Step 5: implement a more comprehensive solution
Implement More comprehensive practical solutions. This means that your enterprise should run multiple tests. Your enterprise will never fully realize the specific number of migration fragments involved in a recovery process until you have actually executed a recovery process. Perhaps the most complex is the recovery that involves geographically dispersed backups. In these cases, you need to run the recovery test to ensure that everything you want will happen.
In most cases, I will encounter problems that I have never considered possible during the test. Once, I encountered a software license problem. After the application is restored during the test, the application software must verify its license authorization. During the call-home process, the authorization software detected that the IP address of the server hosting the software had changed since I ran the application on the test server. Then it invalidates the software license. Although this is inconvenient, it becomes a production issue because it invalidates copies of software licenses running in testing and production. This negligence damages the production environment.
Start from the test and confidently restore your enterprise environment.

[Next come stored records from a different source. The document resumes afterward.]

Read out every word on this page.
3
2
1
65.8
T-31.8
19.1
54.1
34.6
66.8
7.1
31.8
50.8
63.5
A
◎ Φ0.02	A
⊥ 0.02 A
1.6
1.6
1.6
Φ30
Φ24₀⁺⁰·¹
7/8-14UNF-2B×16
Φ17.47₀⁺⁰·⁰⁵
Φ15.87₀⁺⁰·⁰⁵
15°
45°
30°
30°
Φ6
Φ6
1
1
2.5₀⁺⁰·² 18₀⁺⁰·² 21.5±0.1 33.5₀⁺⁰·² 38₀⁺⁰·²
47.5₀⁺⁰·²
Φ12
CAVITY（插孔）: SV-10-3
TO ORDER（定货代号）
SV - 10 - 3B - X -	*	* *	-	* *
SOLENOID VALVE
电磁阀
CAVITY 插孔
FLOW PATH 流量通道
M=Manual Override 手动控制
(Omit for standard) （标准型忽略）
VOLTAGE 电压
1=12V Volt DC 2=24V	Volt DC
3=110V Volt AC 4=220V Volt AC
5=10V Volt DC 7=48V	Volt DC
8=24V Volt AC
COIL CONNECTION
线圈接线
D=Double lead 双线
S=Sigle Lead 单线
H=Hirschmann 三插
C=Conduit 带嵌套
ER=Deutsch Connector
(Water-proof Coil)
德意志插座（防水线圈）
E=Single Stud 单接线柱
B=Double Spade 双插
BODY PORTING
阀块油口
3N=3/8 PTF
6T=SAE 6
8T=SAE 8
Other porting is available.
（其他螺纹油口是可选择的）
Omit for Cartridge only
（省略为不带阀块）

This leads to changes in how I conduct disaster recovery testing. Now, when I propose a test environment, I will disable outbound network traffic. During this time, I will see what traffic is out of the station to ensure that no software attempts to remotely report a fault warning may inadvertently cause interruptions in the test or production environment. This may represent my paranoia to a certain extent. I don't necessarily tell other people to be so extreme. However, a snake has been biting for ten years for fear of a rope. I personally discovered that software licensing was a problem during the recovery process.
Another good example for enterprises to perform tests is to ensure data can be recovered. A company I once worked for created an "X" drive or file sharing on its Microsoft SQL Server. Back up the data to the X drive once a week. However, I don't actually know about this, and another colleague of the company knows what this "X" drive is for and what it is, so he decided to use it to execute some replication between the two SQL Server database servers, which was running well at that time.
After a while, the company changed the backup program and decided that its SQL Server no longer needed the "X" drive on these database servers. I evaluated the system and placed the "X" drive throughout the environment. At the end of the process, the one who executes the copy task between the two SQL Server database servers began to yell at us: "Why is the replication interrupted ?"
In short, these situations explain why testing is so important. In addition to the frequent changes in the environment, there are always some minor differences, such as the failure of the "X" drive, which makes it difficult to perform recovery as expected, unless your enterprise regularly performs a recovery test.